Perhaps I'm missing something, but couldn't you take advantage of the
numerous ways of constructing records, here, and do something like the
following:

    (defrecord MyRecord [x y z])
    (defn ->MyRecord [x y z]
      (MyRecord. (* x 2) (* y 3) (* z 4)))
    
    (->MyRecord 1 2 3) ;=> #user.MyRecord{:a 2, :b 6, :c 12}


So long as you stick with the convention that you always use the
->Record form, then this would be one solution. You could even create a
macro to do this all for you:

    (defmacro defrecord-constructor [name args & body]
      `(do
        (defrecord ~name ~args)
        (defn ~(symbol (str "->" name)) ~args
          (~(symbol (str name ".")) ~@body))))
    
    (defrecord-constructor MyCoolRecord [x y z]
      (* x 2) (* y 3) (* z 4))
    
    (->MyCoolRecord 1 2 3) ;=> #user.MyCoolRecord{:x 2, :y 6, :z 12}

Actually, this is pretty dirty...just something I threw together just
now.
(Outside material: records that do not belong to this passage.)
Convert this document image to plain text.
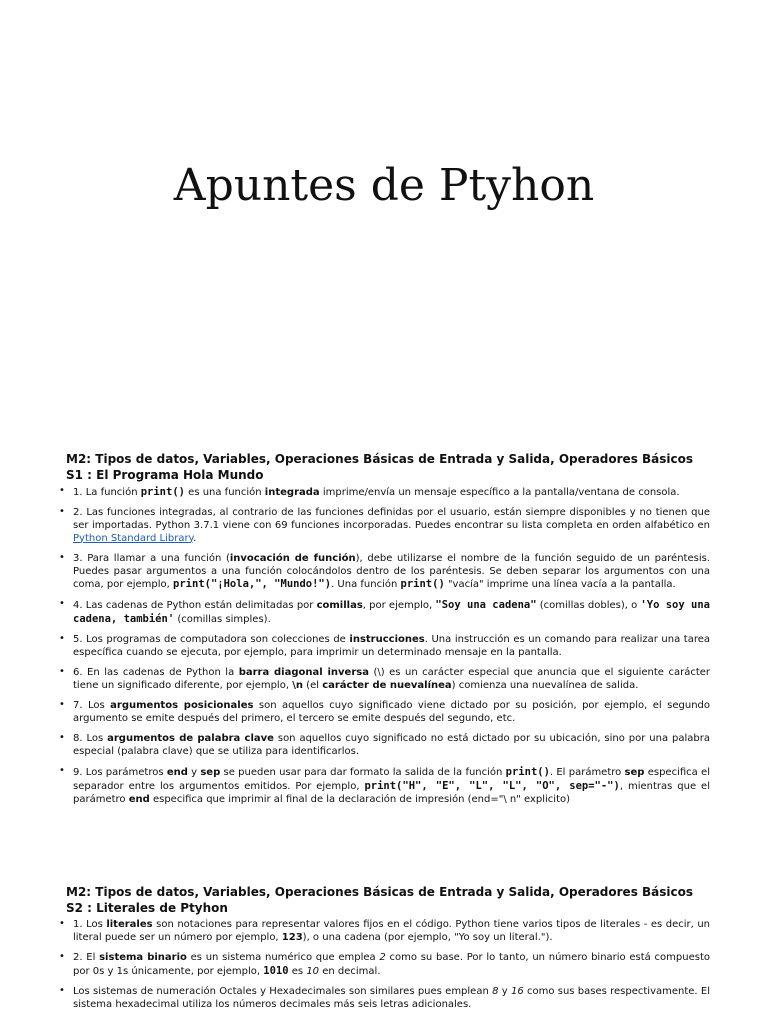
Apuntes de Ptyhon
M2: Tipos de datos, Variables, Operaciones Básicas de Entrada y Salida, Operadores Básicos
S1 : El Programa Hola Mundo
• 1. La función print() es una función integrada imprime/envía un mensaje específico a la pantalla/ventana de consola.
• 2. Las funciones integradas, al contrario de las funciones definidas por el usuario, están siempre disponibles y no tienen que ser importadas. Python 3.7.1 viene con 69 funciones incorporadas. Puedes encontrar su lista completa en orden alfabético en Python Standard Library.
• 3. Para llamar a una función (invocación de función), debe utilizarse el nombre de la función seguido de un paréntesis. Puedes pasar argumentos a una función colocándolos dentro de los paréntesis. Se deben separar los argumentos con una coma, por ejemplo, print("¡Hola,", "Mundo!"). Una función print() "vacía" imprime una línea vacía a la pantalla.
• 4. Las cadenas de Python están delimitadas por comillas, por ejemplo, "Soy una cadena" (comillas dobles), o 'Yo soy una cadena, también' (comillas simples).
• 5. Los programas de computadora son colecciones de instrucciones. Una instrucción es un comando para realizar una tarea específica cuando se ejecuta, por ejemplo, para imprimir un determinado mensaje en la pantalla.
• 6. En las cadenas de Python la barra diagonal inversa (\) es un carácter especial que anuncia que el siguiente carácter tiene un significado diferente, por ejemplo, \n (el carácter de nuevalínea) comienza una nuevalínea de salida.
• 7. Los argumentos posicionales son aquellos cuyo significado viene dictado por su posición, por ejemplo, el segundo argumento se emite después del primero, el tercero se emite después del segundo, etc.
• 8. Los argumentos de palabra clave son aquellos cuyo significado no está dictado por su ubicación, sino por una palabra especial (palabra clave) que se utiliza para identificarlos.
• 9. Los parámetros end y sep se pueden usar para dar formato la salida de la función print(). El parámetro sep especifica el separador entre los argumentos emitidos. Por ejemplo, print("H", "E", "L", "L", "O", sep="-"), mientras que el parámetro end especifica que imprimir al final de la declaración de impresión (end="\ n" explicito)
M2: Tipos de datos, Variables, Operaciones Básicas de Entrada y Salida, Operadores Básicos
S2 : Literales de Ptyhon
• 1. Los literales son notaciones para representar valores fijos en el código. Python tiene varios tipos de literales - es decir, un literal puede ser un número por ejemplo, 123), o una cadena (por ejemplo, "Yo soy un literal.").
• 2. El sistema binario es un sistema numérico que emplea 2 como su base. Por lo tanto, un número binario está compuesto por 0s y 1s únicamente, por ejemplo, 1010 es 10 en decimal.
• Los sistemas de numeración Octales y Hexadecimales son similares pues emplean 8 y 16 como sus bases respectivamente. El sistema hexadecimal utiliza los números decimales más seis letras adicionales.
I imagine that someone more familiar with Clojure scoping and
binding rules could come up with something much more elegant (I'm fairly
new to Clojure myself).

Honestly, I think this discussion/debate/feature request has little to
do with the merits of OOP vs FP as concepts, and more to do with the
general attitudes held by members of each community. The OOP world tends
to espouse more of a "that's handled for me" approach whereas I've found
FP circles to take the "I'll handle it" approach.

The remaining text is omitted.